9 thoughts on “Can Constraints Improve Our Creativity?

  • I do also think constraints are helpful though, I’ve always worked best to a deadline, and OCAs lack of them means we have to make our own, which can be hard. When I first started my degree I was working part time and recovering from breast cancer treatment.I have since had to take ill-health retirement (for MS) and in theory have all the time in the world, but have to be so much more strict with myself!

  • I love this post and the comments too. Thanks all for the insights, poetry and inspiration!
    Apologies I have nothing clever/erudite to add but I wanted to say thank you!

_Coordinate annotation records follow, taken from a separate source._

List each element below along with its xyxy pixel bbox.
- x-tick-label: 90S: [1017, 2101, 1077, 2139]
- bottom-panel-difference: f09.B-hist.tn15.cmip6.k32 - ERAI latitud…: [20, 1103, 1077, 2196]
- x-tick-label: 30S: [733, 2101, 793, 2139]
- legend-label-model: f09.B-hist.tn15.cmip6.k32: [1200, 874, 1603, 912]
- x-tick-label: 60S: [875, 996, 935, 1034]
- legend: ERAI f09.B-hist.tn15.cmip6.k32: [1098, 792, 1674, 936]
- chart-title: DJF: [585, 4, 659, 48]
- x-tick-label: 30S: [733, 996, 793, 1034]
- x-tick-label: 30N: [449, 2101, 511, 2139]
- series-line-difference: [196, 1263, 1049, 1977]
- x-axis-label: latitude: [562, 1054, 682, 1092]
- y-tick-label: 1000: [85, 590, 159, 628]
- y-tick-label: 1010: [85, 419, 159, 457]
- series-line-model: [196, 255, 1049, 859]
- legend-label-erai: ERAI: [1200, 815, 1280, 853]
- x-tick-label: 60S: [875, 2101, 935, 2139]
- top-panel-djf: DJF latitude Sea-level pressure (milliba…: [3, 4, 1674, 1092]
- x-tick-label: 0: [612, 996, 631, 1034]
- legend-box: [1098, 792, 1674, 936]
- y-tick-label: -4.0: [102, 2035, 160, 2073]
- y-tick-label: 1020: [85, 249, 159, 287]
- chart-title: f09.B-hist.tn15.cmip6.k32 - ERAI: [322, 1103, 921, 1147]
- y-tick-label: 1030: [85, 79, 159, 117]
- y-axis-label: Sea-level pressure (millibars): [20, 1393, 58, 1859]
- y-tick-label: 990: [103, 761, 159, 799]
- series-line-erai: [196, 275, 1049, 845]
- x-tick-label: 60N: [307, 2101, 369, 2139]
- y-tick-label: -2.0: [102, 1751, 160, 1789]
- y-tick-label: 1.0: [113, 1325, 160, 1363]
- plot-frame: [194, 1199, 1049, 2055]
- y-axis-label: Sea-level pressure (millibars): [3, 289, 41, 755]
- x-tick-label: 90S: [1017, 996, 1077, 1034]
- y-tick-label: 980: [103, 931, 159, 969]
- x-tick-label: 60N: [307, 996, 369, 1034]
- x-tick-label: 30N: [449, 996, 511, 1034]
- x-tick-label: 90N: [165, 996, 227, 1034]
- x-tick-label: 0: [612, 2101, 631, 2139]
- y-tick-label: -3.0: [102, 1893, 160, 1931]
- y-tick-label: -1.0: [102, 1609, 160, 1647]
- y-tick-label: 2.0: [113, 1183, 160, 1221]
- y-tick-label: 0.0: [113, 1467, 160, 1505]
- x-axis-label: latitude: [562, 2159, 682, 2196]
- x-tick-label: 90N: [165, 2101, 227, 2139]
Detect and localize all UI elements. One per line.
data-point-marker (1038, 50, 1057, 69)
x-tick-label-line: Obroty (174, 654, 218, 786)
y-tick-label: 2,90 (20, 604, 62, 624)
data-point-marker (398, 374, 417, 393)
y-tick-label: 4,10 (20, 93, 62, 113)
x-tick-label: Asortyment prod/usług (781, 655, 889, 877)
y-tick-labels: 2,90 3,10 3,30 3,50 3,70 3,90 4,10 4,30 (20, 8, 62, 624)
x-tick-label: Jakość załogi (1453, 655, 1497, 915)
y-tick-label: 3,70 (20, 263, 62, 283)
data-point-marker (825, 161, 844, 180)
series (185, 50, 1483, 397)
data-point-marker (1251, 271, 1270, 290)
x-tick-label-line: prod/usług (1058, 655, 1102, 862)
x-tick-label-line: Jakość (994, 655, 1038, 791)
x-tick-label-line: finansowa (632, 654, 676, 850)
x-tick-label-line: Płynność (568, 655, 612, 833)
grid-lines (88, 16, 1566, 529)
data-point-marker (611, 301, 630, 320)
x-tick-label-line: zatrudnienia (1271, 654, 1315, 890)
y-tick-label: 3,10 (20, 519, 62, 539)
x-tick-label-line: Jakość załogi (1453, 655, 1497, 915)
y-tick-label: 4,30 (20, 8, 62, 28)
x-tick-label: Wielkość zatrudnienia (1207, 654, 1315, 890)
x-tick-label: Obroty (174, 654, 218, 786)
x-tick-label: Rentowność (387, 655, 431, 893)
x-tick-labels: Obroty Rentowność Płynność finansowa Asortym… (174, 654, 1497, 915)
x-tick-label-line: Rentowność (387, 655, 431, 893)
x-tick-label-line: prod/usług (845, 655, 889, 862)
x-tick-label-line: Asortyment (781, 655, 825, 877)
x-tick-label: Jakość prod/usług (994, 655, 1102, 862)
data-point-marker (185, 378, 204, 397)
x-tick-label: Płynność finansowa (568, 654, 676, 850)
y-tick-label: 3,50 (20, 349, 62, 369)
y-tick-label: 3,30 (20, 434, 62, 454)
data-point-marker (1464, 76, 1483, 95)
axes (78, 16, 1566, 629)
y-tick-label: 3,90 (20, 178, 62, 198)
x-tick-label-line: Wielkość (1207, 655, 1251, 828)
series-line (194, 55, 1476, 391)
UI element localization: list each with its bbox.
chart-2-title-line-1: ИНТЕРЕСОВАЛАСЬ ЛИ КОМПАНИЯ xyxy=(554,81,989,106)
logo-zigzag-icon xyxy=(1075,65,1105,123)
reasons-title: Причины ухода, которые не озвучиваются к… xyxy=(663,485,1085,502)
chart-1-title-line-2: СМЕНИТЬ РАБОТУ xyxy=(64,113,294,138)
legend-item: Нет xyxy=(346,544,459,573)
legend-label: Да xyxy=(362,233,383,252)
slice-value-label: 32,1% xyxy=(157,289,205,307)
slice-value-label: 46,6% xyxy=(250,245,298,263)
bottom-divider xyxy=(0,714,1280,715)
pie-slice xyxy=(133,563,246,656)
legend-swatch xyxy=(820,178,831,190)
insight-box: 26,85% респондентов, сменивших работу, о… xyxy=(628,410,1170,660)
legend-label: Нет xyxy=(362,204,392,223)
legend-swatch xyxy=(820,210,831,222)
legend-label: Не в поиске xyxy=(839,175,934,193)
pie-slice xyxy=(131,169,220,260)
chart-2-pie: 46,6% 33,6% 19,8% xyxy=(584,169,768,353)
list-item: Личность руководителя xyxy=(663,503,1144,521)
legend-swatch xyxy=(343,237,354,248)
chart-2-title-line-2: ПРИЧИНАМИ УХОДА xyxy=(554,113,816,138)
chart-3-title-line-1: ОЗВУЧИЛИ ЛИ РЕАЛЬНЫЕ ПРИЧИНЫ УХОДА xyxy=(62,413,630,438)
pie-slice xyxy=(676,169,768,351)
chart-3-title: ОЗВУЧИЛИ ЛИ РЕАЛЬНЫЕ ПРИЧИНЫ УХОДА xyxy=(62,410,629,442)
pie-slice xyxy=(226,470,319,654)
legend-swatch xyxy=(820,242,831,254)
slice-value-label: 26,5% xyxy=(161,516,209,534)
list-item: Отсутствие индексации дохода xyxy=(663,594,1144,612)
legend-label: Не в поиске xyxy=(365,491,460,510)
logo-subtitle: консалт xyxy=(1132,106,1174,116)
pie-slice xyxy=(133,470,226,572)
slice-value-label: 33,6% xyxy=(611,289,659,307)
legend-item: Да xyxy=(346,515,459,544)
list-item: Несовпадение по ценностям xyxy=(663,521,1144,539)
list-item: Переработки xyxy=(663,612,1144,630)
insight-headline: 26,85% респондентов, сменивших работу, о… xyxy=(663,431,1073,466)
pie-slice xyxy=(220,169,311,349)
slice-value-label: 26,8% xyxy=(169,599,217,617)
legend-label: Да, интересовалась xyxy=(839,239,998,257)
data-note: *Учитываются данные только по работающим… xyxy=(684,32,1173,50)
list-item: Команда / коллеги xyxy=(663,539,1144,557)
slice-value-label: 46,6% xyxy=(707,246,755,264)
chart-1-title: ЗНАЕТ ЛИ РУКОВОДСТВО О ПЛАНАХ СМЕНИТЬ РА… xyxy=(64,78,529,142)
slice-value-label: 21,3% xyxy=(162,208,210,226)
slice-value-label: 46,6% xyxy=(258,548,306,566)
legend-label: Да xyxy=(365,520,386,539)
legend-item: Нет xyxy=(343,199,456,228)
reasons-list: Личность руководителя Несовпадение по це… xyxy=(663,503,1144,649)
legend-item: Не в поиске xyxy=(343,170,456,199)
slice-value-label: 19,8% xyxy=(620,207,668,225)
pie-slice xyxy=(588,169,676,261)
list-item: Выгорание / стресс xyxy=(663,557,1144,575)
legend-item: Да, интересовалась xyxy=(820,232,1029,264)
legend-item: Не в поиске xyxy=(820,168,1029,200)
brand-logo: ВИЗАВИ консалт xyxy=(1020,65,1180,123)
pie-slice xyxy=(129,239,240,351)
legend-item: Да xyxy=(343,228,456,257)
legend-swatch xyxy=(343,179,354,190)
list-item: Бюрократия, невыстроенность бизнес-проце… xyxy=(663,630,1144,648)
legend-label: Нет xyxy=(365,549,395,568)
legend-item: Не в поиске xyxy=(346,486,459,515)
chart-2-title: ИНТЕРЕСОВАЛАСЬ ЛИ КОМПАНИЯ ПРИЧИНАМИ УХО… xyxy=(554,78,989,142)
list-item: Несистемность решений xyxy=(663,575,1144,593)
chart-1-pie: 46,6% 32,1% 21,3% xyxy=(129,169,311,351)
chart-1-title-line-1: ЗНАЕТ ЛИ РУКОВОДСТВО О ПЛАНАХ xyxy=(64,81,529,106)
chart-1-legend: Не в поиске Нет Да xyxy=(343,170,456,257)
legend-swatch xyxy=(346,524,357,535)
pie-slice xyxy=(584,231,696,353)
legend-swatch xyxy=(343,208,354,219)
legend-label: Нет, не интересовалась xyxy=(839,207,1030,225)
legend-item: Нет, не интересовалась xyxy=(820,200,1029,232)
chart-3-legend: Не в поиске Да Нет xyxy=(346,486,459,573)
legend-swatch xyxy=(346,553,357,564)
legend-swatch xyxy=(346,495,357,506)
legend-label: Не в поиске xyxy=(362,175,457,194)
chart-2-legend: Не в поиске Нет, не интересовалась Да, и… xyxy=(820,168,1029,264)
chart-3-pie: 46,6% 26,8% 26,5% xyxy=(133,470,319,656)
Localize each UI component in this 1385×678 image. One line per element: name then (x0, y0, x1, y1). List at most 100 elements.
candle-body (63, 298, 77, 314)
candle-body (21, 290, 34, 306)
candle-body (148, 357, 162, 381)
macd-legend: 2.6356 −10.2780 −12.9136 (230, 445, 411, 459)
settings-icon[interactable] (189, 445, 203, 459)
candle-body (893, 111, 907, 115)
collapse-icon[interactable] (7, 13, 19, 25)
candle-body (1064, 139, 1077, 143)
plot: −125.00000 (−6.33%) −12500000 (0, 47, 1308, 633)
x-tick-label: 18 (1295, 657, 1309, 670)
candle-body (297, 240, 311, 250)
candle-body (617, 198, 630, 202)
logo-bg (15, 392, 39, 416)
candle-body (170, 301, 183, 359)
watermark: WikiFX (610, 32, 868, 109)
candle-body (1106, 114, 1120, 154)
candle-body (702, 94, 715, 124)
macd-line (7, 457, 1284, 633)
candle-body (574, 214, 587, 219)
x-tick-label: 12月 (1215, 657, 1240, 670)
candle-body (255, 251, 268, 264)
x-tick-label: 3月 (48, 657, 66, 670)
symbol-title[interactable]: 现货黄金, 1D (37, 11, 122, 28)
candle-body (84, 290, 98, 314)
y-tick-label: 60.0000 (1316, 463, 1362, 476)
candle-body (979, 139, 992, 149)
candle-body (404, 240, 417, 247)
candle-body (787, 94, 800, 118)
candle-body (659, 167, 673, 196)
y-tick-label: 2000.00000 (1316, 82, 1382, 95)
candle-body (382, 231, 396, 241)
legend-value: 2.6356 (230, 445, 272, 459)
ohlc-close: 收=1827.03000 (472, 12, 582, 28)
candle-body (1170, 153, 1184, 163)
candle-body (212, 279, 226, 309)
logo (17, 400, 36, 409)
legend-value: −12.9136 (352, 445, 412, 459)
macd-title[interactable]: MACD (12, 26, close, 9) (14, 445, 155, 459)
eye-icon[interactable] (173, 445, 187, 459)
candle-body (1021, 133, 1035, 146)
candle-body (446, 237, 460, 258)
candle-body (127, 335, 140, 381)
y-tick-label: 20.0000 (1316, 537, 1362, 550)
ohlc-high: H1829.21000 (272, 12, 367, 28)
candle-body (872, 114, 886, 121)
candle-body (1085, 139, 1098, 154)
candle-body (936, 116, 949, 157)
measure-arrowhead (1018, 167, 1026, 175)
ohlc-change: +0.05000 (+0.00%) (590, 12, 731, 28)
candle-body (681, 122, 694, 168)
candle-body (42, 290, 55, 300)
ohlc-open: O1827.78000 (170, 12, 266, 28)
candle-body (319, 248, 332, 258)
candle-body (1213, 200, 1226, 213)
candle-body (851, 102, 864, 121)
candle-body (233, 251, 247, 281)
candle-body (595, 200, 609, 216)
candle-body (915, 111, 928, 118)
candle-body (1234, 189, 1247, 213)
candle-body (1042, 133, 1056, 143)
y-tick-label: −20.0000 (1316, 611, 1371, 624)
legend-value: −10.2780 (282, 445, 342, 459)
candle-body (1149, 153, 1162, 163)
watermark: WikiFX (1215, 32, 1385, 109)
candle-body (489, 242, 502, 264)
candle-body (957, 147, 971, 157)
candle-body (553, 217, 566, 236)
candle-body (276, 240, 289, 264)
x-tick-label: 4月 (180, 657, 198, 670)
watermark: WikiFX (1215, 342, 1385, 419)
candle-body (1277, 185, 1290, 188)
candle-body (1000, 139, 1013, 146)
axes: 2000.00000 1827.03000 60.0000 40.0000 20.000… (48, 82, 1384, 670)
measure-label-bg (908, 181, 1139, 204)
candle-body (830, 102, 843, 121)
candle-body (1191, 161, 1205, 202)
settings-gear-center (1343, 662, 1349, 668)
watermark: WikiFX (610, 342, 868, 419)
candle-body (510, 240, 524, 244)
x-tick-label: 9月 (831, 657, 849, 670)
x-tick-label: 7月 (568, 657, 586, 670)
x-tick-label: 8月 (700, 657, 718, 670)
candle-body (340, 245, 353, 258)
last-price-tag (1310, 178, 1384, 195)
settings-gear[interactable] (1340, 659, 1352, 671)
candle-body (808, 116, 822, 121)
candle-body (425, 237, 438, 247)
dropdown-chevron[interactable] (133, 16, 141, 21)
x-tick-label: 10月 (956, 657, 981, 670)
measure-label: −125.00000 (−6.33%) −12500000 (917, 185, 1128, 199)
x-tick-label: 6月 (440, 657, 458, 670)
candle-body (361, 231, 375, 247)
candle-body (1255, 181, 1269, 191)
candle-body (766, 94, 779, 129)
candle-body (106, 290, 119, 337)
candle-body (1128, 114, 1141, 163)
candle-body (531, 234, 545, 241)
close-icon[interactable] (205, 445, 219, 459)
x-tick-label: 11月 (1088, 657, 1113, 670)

  • I enjoyed reading this blog and the comments which I completely relate to. Now retired, I spent my working life desperately trying to find time and space to develop my creativity. Although I always knew it was in me, finding a way to get it out there was enormously challenging and I still feel as though I have to ‘earn’ the time to create.

  • I enjoyed this article as it rang true with me. I like putting a time restraint on a drawing or painting. It definitely ‘forces the issue’. No room for over-thinking.!

  • Really enjoyed this post- after 20 years of wanting to ‘be an artist’ and finally committing to my dream, I found myself with an almost immediate change in circumstances and my days being very restricted- however, I find I produce more now, as said restrictions focus my brain. Thanks for sharing the links, and interesting reading others thoughts.

  • I’ve been writing a book for almost three years. I spend most days re-reading, editing over and over again in the quest to perfect my story. All this is, because I am under no constraint. And at the same time feel frustrated that I’m yet to finish. The story’s been drawn and sketched from beginning to end.
    What this article has taught me is – go get it done with! Perfection, is sometimes a stealer of time and genuinity! Thank you.